I have the following problem. I have to split the text below into separate columns. The data is extracted by web scraping and I need to transform it to analyze it. As an example I have copied one row from which I will only need "id":357 and "slug":"journalism/audio" as an information. Do you know how can I transform it in R? The code below is from df column:
{"id":357,"name":"Audio","analytics_name":"Audio","slug":"journalism/audio","position":1,"parent_id":13,"parent_name":"Journalism","color":1228010,"urls":{"web":{"discover":"http://www.kickstarter.com/discover/categories/journalism/audio"}}}
A screenshot sample table of the data I want to transform
CodePudding user response:
Going off of the one line of data you've supplied here, something like this perhaps?
library(magrittr)
library(stringr)
library(tidyr)
library(dplyr)
#Toy data.
df <- data.frame(category = '{"id":357,"name":"Audio","analytics_name":"Audio","slug":"journalism/audio","position":1,"parent_id":13,"parent_name":"Journalism","color":1228010,"urls":{"web":{"discover":"http://www.kickstarter.com/discover/categories/journalism/audio"}}}')
df[2, ] <- df[1, ]
df %>%
mutate(ucol = row_number()) %>%
separate_rows(category, sep = ",") %>%
mutate(category = str_replace_all(category, '[\\"\\{\\}]', "")) %>%
filter(str_detect(category, "^id|^slug")) %>%
separate(category, sep = ":", into = c("key", "val")) %>%
pivot_wider(names_from = key, values_from = val)
# # A tibble: 2 × 3
# ucol id slug
# <int> <chr> <chr>
# 1 1 357 journalism/audio
# 2 2 357 journalism/audio
CodePudding user response:
Starting with a string like this
stri
[1] "\"id\":357,\"name\":\"Audio\",\"analytics_name\":\"Audio\",\"slug\":\"journalism/audio\",\"position\":1,\"parent_id\":13,\"parent_name\":\"Journalism\",\"color\":1228010,\"urls\":{\"web\":{\"discover\":\"http://www.kickstarter.com/discover/categories/journalism/audio"
First strsplit
the string into chunks by comma and remove the quotes
d <- gsub( "\"","", strsplit(stri, ",")[[1]] )
[1] "id:357"
[2] "name:Audio"
[3] "analytics_name:Audio"
[4] "slug:journalism/audio"
[5] "position:1"
[6] "parent_id:13"
[7] "parent_name:Journalism"
[8] "color:1228010"
[9] "urls:{web:{discover:http://www.kickstarter.com/discover/categories/journalism/audio"

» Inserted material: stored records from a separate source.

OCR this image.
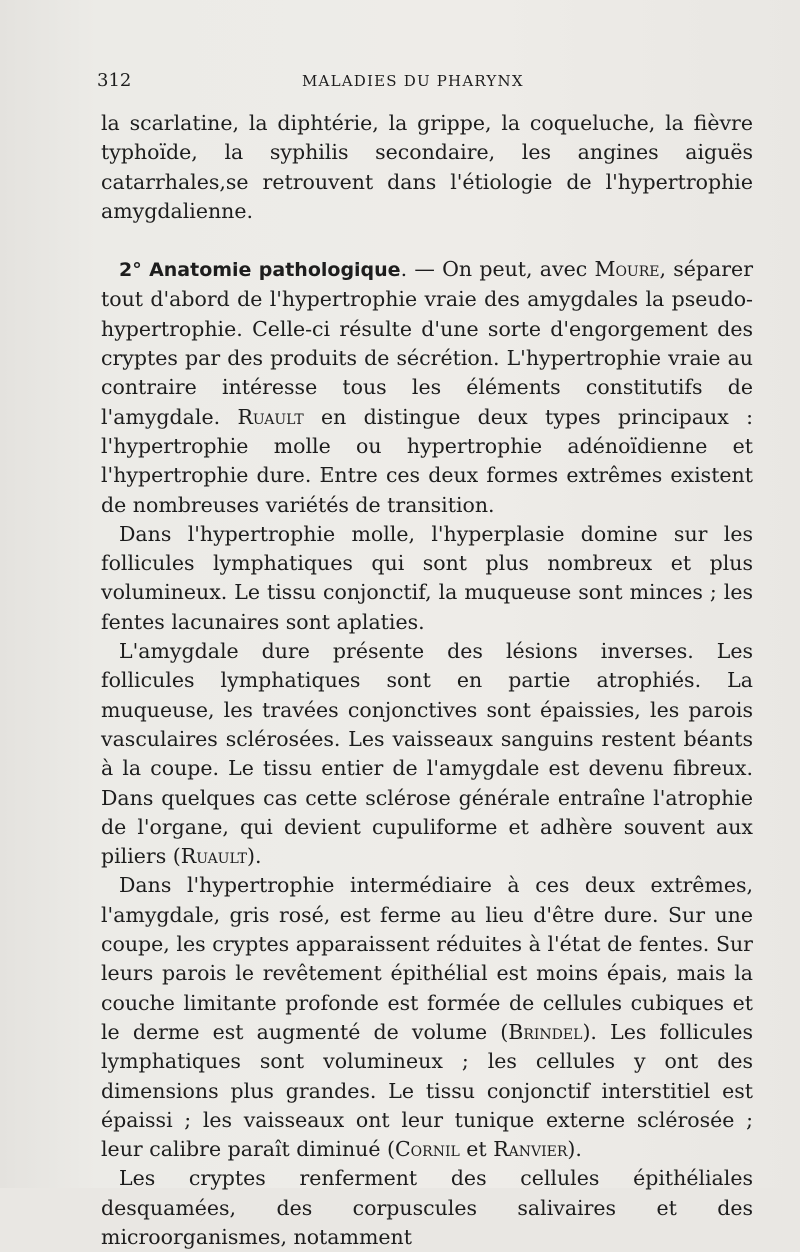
312	MALADIES DU PHARYNX

la scarlatine, la diphtérie, la grippe, la coqueluche, la fièvre typhoïde, la syphilis secondaire, les angines aiguës catarrhales,se retrouvent dans l'étiologie de l'hypertrophie amygdalienne.

2° Anatomie pathologique. — On peut, avec Moure, séparer tout d'abord de l'hypertrophie vraie des amygdales la pseudo-hypertrophie. Celle-ci résulte d'une sorte d'engorgement des cryptes par des produits de sécrétion. L'hypertrophie vraie au contraire intéresse tous les éléments constitutifs de l'amygdale. Ruault en distingue deux types principaux : l'hypertrophie molle ou hypertrophie adénoïdienne et l'hypertrophie dure. Entre ces deux formes extrêmes existent de nombreuses variétés de transition.

Dans l'hypertrophie molle, l'hyperplasie domine sur les follicules lymphatiques qui sont plus nombreux et plus volumineux. Le tissu conjonctif, la muqueuse sont minces ; les fentes lacunaires sont aplaties.

L'amygdale dure présente des lésions inverses. Les follicules lymphatiques sont en partie atrophiés. La muqueuse, les travées conjonctives sont épaissies, les parois vasculaires sclérosées. Les vaisseaux sanguins restent béants à la coupe. Le tissu entier de l'amygdale est devenu fibreux. Dans quelques cas cette sclérose générale entraîne l'atrophie de l'organe, qui devient cupuliforme et adhère souvent aux piliers (Ruault).

Dans l'hypertrophie intermédiaire à ces deux extrêmes, l'amygdale, gris rosé, est ferme au lieu d'être dure. Sur une coupe, les cryptes apparaissent réduites à l'état de fentes. Sur leurs parois le revêtement épithélial est moins épais, mais la couche limitante profonde est formée de cellules cubiques et le derme est augmenté de volume (Brindel). Les follicules lymphatiques sont volumineux ; les cellules y ont des dimensions plus grandes. Le tissu conjonctif interstitiel est épaissi ; les vaisseaux ont leur tunique externe sclérosée ; leur calibre paraît diminué (Cornil et Ranvier).

Les cryptes renferment des cellules épithéliales desquamées, des corpuscules salivaires et des microorganismes, notamment
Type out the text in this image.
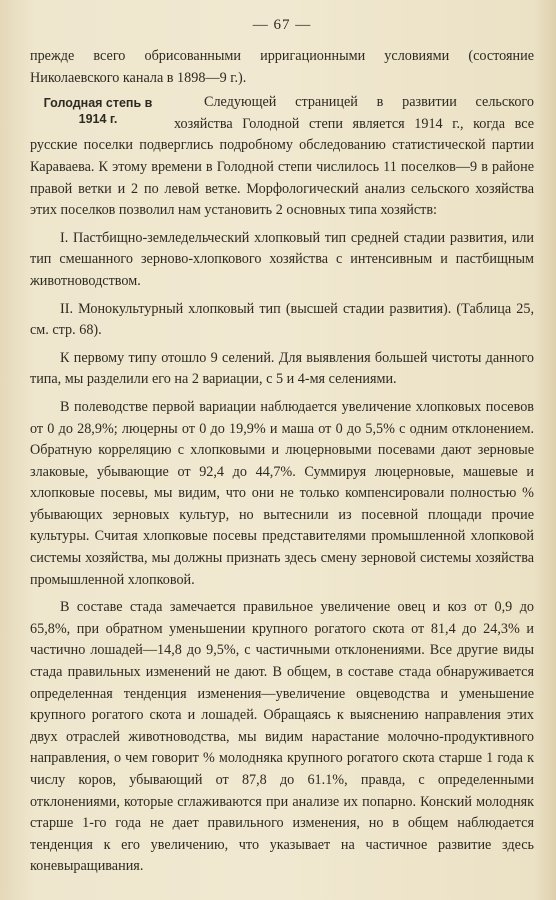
— 67 —

прежде всего обрисованными ирригационными условиями (состояние Николаевского канала в 1898—9 г.).

Голодная степь в 1914 г.

Следующей страницей в развитии сельского хозяйства Голодной степи является 1914 г., когда все русские поселки подверглись подробному обследованию статистической партии Караваева. К этому времени в Голодной степи числилось 11 поселков—9 в районе правой ветки и 2 по левой ветке. Морфологический анализ сельского хозяйства этих поселков позволил нам установить 2 основных типа хозяйств:

I. Пастбищно-земледельческий хлопковый тип средней стадии развития, или тип смешанного зерново-хлопкового хозяйства с интенсивным и пастбищным животноводством.

II. Монокультурный хлопковый тип (высшей стадии развития). (Таблица 25, см. стр. 68).

К первому типу отошло 9 селений. Для выявления большей чистоты данного типа, мы разделили его на 2 вариации, с 5 и 4-мя селениями.

В полеводстве первой вариации наблюдается увеличение хлопковых посевов от 0 до 28,9%; люцерны от 0 до 19,9% и маша от 0 до 5,5% с одним отклонением. Обратную корреляцию с хлопковыми и люцерновыми посевами дают зерновые злаковые, убывающие от 92,4 до 44,7%. Суммируя люцерновые, машевые и хлопковые посевы, мы видим, что они не только компенсировали полностью % убывающих зерновых культур, но вытеснили из посевной площади прочие культуры. Считая хлопковые посевы представителями промышленной хлопковой системы хозяйства, мы должны признать здесь смену зерновой системы хозяйства промышленной хлопковой.

В составе стада замечается правильное увеличение овец и коз от 0,9 до 65,8%, при обратном уменьшении крупного рогатого скота от 81,4 до 24,3% и частично лошадей—14,8 до 9,5%, с частичными отклонениями. Все другие виды стада правильных изменений не дают. В общем, в составе стада обнаруживается определенная тенденция изменения—увеличение овцеводства и уменьшение крупного рогатого скота и лошадей. Обращаясь к выяснению направления этих двух отраслей животноводства, мы видим нарастание молочно-продуктивного направления, о чем говорит % молодняка крупного рогатого скота старше 1 года к числу коров, убывающий от 87,8 до 61.1%, правда, с определенными отклонениями, которые сглаживаются при анализе их попарно. Конский молодняк старше 1-го года не дает правильного изменения, но в общем наблюдается тенденция к его увеличению, что указывает на частичное развитие здесь коневыращивания.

Finally build the dataframe
dat <- data.frame( strsplit( d[grep("^id|^slug",d)], ":" ) )[2,]
colnames( dat ) <- data.frame( strsplit( d[grep("^id|^slug",d)], ":" ) )[1,]
dat
id slug
2 357 journalism/audio
Data
stri <- "\"id\":357,\"name\":\"Audio\",\"analytics_name\":\"Audio\",\"slug\":\"journalism/audio\",\"position\":1,\"parent_id\":13,\"parent_name\":\"Journalism\",\"color\":1228010,\"urls\":{\"web\":{\"discover\":\"http://www.kickstarter.com/discover/categories/journalism/audio"